For my weightlifting tracking web application, LiftGenius, I wanted to add functionality that would allow users to visualize the path the bar takes while lifting.

I knew this could be accomplished using OpenCV and the built-in “tracker” classes it provides. Simply put, the tracker takes a known region of interest (ROI) defined by a bounding box, and attempts to “predict” where that box should be on the subsequent frame.

Having a user draw their own bounding box around an object is fine, but for LiftGenius, I wanted it to be seamless: A user uploads a video of themselves lifting, and like magic, they get a video back with the bar path laid over it.

In order for this to work “magically” for the end-user, I had to automate the where that bounding box should be!

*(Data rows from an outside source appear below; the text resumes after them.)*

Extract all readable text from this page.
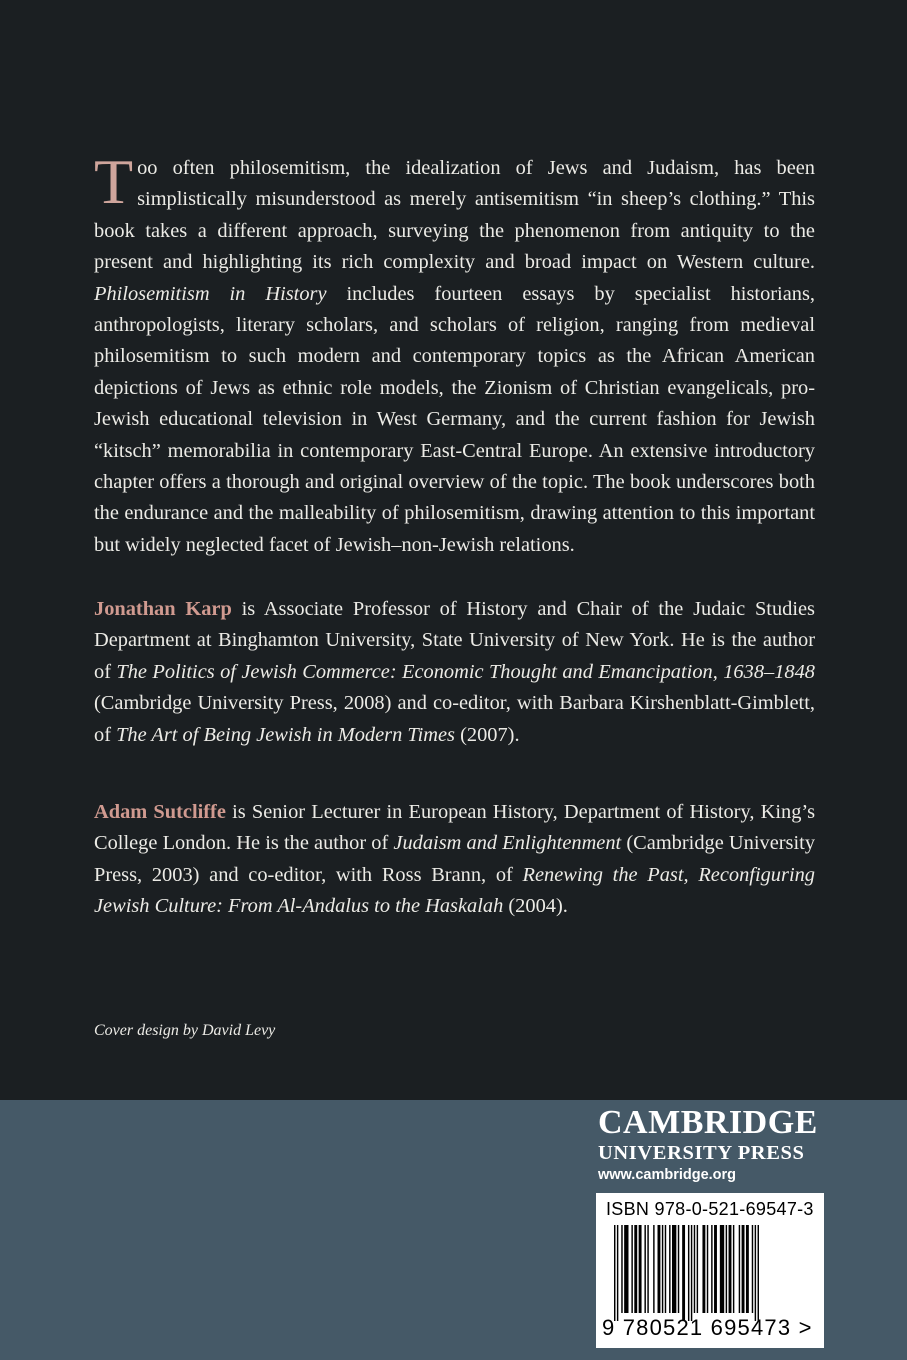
Too often philosemitism, the idealization of Jews and Judaism, has been simplistically misunderstood as merely antisemitism “in sheep’s clothing.” This book takes a different approach, surveying the phenomenon from antiquity to the present and highlighting its rich complexity and broad impact on Western culture. Philosemitism in History includes fourteen essays by specialist historians, anthropologists, literary scholars, and scholars of religion, ranging from medieval philosemitism to such modern and contemporary topics as the African American depictions of Jews as ethnic role models, the Zionism of Christian evangelicals, pro-Jewish educational television in West Germany, and the current fashion for Jewish “kitsch” memorabilia in contemporary East-Central Europe. An extensive introductory chapter offers a thorough and original overview of the topic. The book underscores both the endurance and the malleability of philosemitism, drawing attention to this important but widely neglected facet of Jewish–non-Jewish relations.

Jonathan Karp is Associate Professor of History and Chair of the Judaic Studies Department at Binghamton University, State University of New York. He is the author of The Politics of Jewish Commerce: Economic Thought and Emancipation, 1638–1848 (Cambridge University Press, 2008) and co-editor, with Barbara Kirshenblatt-Gimblett, of The Art of Being Jewish in Modern Times (2007).

Adam Sutcliffe is Senior Lecturer in European History, Department of History, King’s College London. He is the author of Judaism and Enlightenment (Cambridge University Press, 2003) and co-editor, with Ross Brann, of Renewing the Past, Reconfiguring Jewish Culture: From Al-Andalus to the Haskalah (2004).

Cover design by David Levy

CAMBRIDGE
UNIVERSITY PRESS
www.cambridge.org
ISBN 978-0-521-69547-3
9 780521 695473 >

I decided to use Facebook AI Research’s Detectron2, which is a machine learning framework built on top of PyTorch. It comes out-of-the-box with the very powerful Model Zoo, which allows for a transfer-learning approach to training models: why start from scratch when world-class models only need a few more layers to do what you need?

This made the most sense for my application, since I only needed to have object detection on a specific feature.

Detectron2 works with datasets in the COCO format, so I used COCO Annotator to annotate my images. Once it was done, I could output my dataset as a JSON file in COCO format.

Detectron2 provides an easy-to-use API for loading datasets, training and exporting models using YAML configuration files. It even provides DefaultTrainer and DefaultPredictor classes ready for training models and running inference.

After running a reasonable number of iterations at a small-enough learning rate, my model weights were output to a file, ready to be loaded and used by the Detectron2 DefaultPredictor.

Using the included COCOEvaluator class for my model on a validation set, it had an AP score of ~60!

Not bad for about a weekend’s worth of work, and definitley good enough for a minimally viable feature.